El niño toma la pelota y corre escaleras arriba, fingiendo una finta. Le escucho narrar entre dientes un juego imaginario, reír en voz alta. Y siento un dolor ajeno, persistente, inexplicable. Su madre sacude la cabeza, aprieta las manos hasta que los nudillos le quedan blancos. Su angustia es tan directa y visible que es mía también. La entiendo con una claridad total.

«Estamos intentando irnos del país, pero no tenemos la plata. Estamos encerrados», suspira. Las mejillas contraídas, los ojos secos. Un sufrimiento tan lento que le deforma la expresión. «Y no me duele por nosotros, su papá y yo podemos con esta vaina. Pero él…».

El niño baja corriendo de nuevo y me arroja la pelota. La sostengo con un gesto torpe de manos abiertas. Sacude los bracitos, me anima a arrojarla de nuevo. «Vamos a perder el juego —me grita—. Pásamela ya». Cuando lo hago, él se burla de poca puntería y regresa al mundo pequeño y frágil que lo consuela.
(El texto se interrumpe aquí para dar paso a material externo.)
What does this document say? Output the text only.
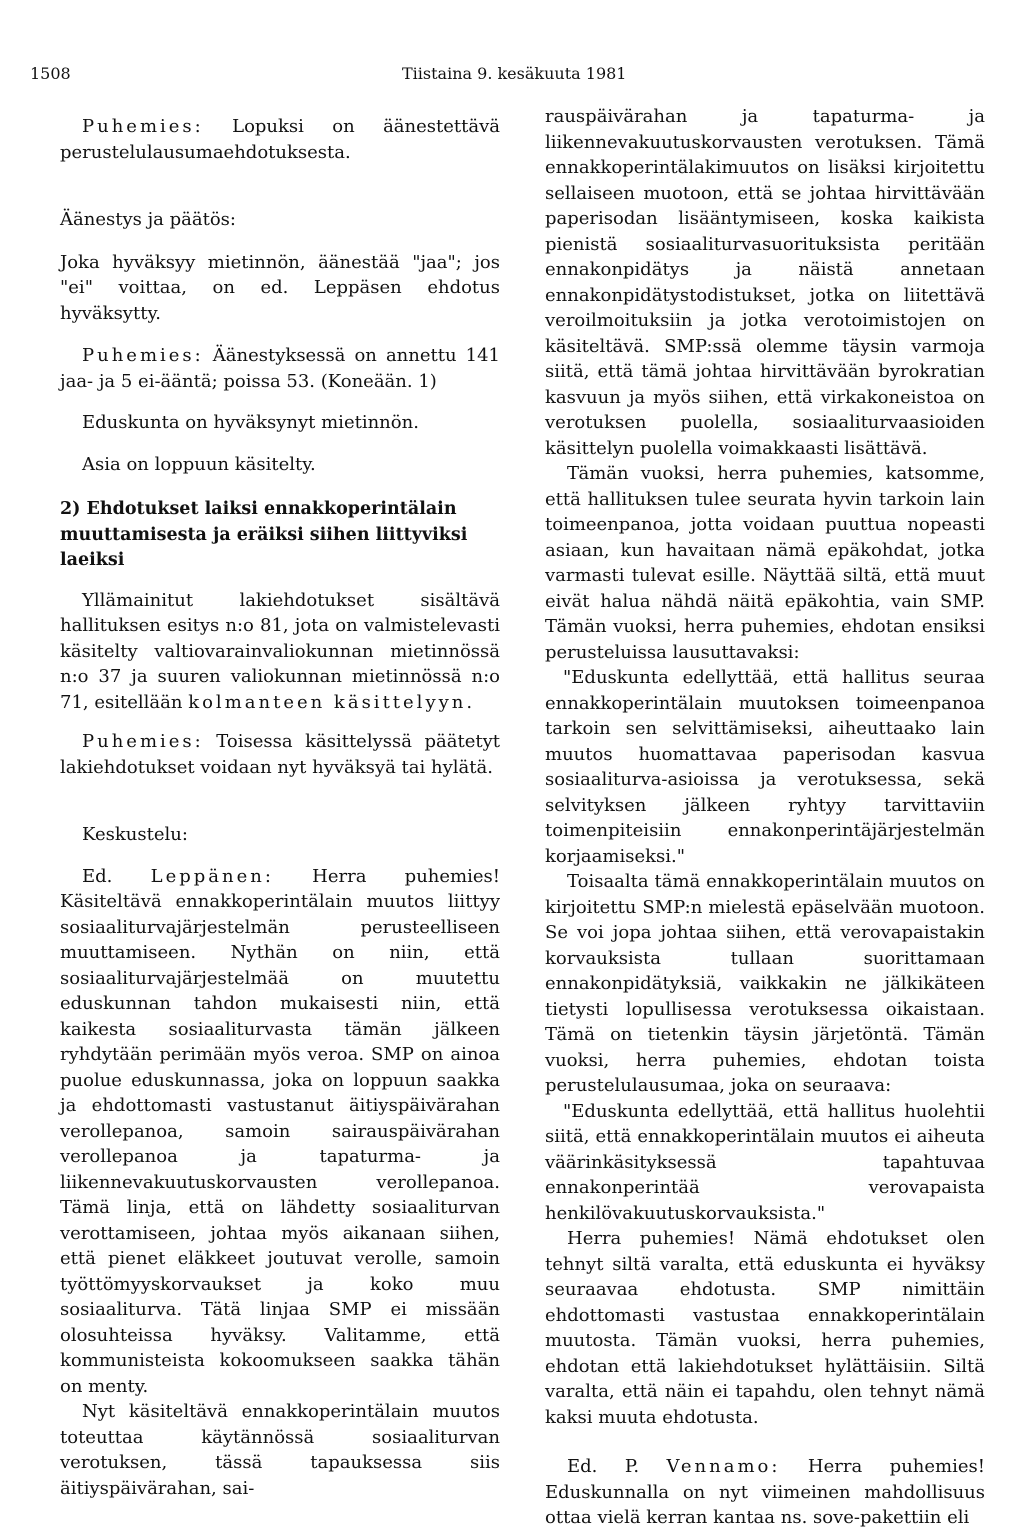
1508	Tiistaina 9. kesäkuuta 1981

Puhemies: Lopuksi on äänestettävä perustelulausumaehdotuksesta.

Äänestys ja päätös:

Joka hyväksyy mietinnön, äänestää "jaa"; jos "ei" voittaa, on ed. Leppäsen ehdotus hyväksytty.

Puhemies: Äänestyksessä on annettu 141 jaa- ja 5 ei-ääntä; poissa 53. (Koneään. 1)

Eduskunta on hyväksynyt mietinnön.

Asia on loppuun käsitelty.

2) Ehdotukset laiksi ennakkoperintälain muuttamisesta ja eräiksi siihen liittyviksi laeiksi

Yllämainitut lakiehdotukset sisältävä hallituksen esitys n:o 81, jota on valmistelevasti käsitelty valtiovarainvaliokunnan mietinnössä n:o 37 ja suuren valiokunnan mietinnössä n:o 71, esitellään kolmanteen käsittelyyn.

Puhemies: Toisessa käsittelyssä päätetyt lakiehdotukset voidaan nyt hyväksyä tai hylätä.

Keskustelu:

Ed. Leppänen: Herra puhemies! Käsiteltävä ennakkoperintälain muutos liittyy sosiaaliturvajärjestelmän perusteelliseen muuttamiseen. Nythän on niin, että sosiaaliturvajärjestelmää on muutettu eduskunnan tahdon mukaisesti niin, että kaikesta sosiaaliturvasta tämän jälkeen ryhdytään perimään myös veroa. SMP on ainoa puolue eduskunnassa, joka on loppuun saakka ja ehdottomasti vastustanut äitiyspäivärahan verollepanoa, samoin sairauspäivärahan verollepanoa ja tapaturma- ja liikennevakuutuskorvausten verollepanoa. Tämä linja, että on lähdetty sosiaaliturvan verottamiseen, johtaa myös aikanaan siihen, että pienet eläkkeet joutuvat verolle, samoin työttömyyskorvaukset ja koko muu sosiaaliturva. Tätä linjaa SMP ei missään olosuhteissa hyväksy. Valitamme, että kommunisteista kokoomukseen saakka tähän on menty.

Nyt käsiteltävä ennakkoperintälain muutos toteuttaa käytännössä sosiaaliturvan verotuksen, tässä tapauksessa siis äitiyspäivärahan, sai-

rauspäivärahan ja tapaturma- ja liikennevakuutuskorvausten verotuksen. Tämä ennakkoperintälakimuutos on lisäksi kirjoitettu sellaiseen muotoon, että se johtaa hirvittävään paperisodan lisääntymiseen, koska kaikista pienistä sosiaaliturvasuorituksista peritään ennakonpidätys ja näistä annetaan ennakonpidätystodistukset, jotka on liitettävä veroilmoituksiin ja jotka verotoimistojen on käsiteltävä. SMP:ssä olemme täysin varmoja siitä, että tämä johtaa hirvittävään byrokratian kasvuun ja myös siihen, että virkakoneistoa on verotuksen puolella, sosiaaliturvaasioiden käsittelyn puolella voimakkaasti lisättävä.

Tämän vuoksi, herra puhemies, katsomme, että hallituksen tulee seurata hyvin tarkoin lain toimeenpanoa, jotta voidaan puuttua nopeasti asiaan, kun havaitaan nämä epäkohdat, jotka varmasti tulevat esille. Näyttää siltä, että muut eivät halua nähdä näitä epäkohtia, vain SMP. Tämän vuoksi, herra puhemies, ehdotan ensiksi perusteluissa lausuttavaksi:

"Eduskunta edellyttää, että hallitus seuraa ennakkoperintälain muutoksen toimeenpanoa tarkoin sen selvittämiseksi, aiheuttaako lain muutos huomattavaa paperisodan kasvua sosiaaliturva-asioissa ja verotuksessa, sekä selvityksen jälkeen ryhtyy tarvittaviin toimenpiteisiin ennakonperintäjärjestelmän korjaamiseksi."

Toisaalta tämä ennakkoperintälain muutos on kirjoitettu SMP:n mielestä epäselvään muotoon. Se voi jopa johtaa siihen, että verovapaistakin korvauksista tullaan suorittamaan ennakonpidätyksiä, vaikkakin ne jälkikäteen tietysti lopullisessa verotuksessa oikaistaan. Tämä on tietenkin täysin järjetöntä. Tämän vuoksi, herra puhemies, ehdotan toista perustelulausumaa, joka on seuraava:

"Eduskunta edellyttää, että hallitus huolehtii siitä, että ennakkoperintälain muutos ei aiheuta väärinkäsityksessä tapahtuvaa ennakonperintää verovapaista henkilövakuutuskorvauksista."

Herra puhemies! Nämä ehdotukset olen tehnyt siltä varalta, että eduskunta ei hyväksy seuraavaa ehdotusta. SMP nimittäin ehdottomasti vastustaa ennakkoperintälain muutosta. Tämän vuoksi, herra puhemies, ehdotan että lakiehdotukset hylättäisiin. Siltä varalta, että näin ei tapahdu, olen tehnyt nämä kaksi muuta ehdotusta.

Ed. P. Vennamo: Herra puhemies! Eduskunnalla on nyt viimeinen mahdollisuus ottaa vielä kerran kantaa ns. sove-pakettiin eli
Su madre ladea la cabeza, se restriega los ojos con la palma de la mano.

«Hay que ver cómo se sobrevive»,  murmura. «Pero sobre todo, ¿cómo evitas te joda el futuro todo esto?».

Pienso en esa frase tendida en mi cama, escuchando los sonidos de la calle, atenta a las denotaciones acompasadas, el posible sonido de las balas fugitivas.

¿Me destrozó el futuro la violencia? ¿Ese lento goteo interminable en este país que lleva heridas tan profundas? El pensamiento me tensa el cuerpo, me hace sentir dolor. Me quedo sin aliento con la cabeza hundida en la almohada. Y de pronto, todo es incertidumbre a mi alrededor. En medio del silencio tenso de la noche, del eco de las primeras detonaciones que se hacen más cerca. Un dolor tan viejo que no puedo hacer otra cosa que pensar quizás es irremediable.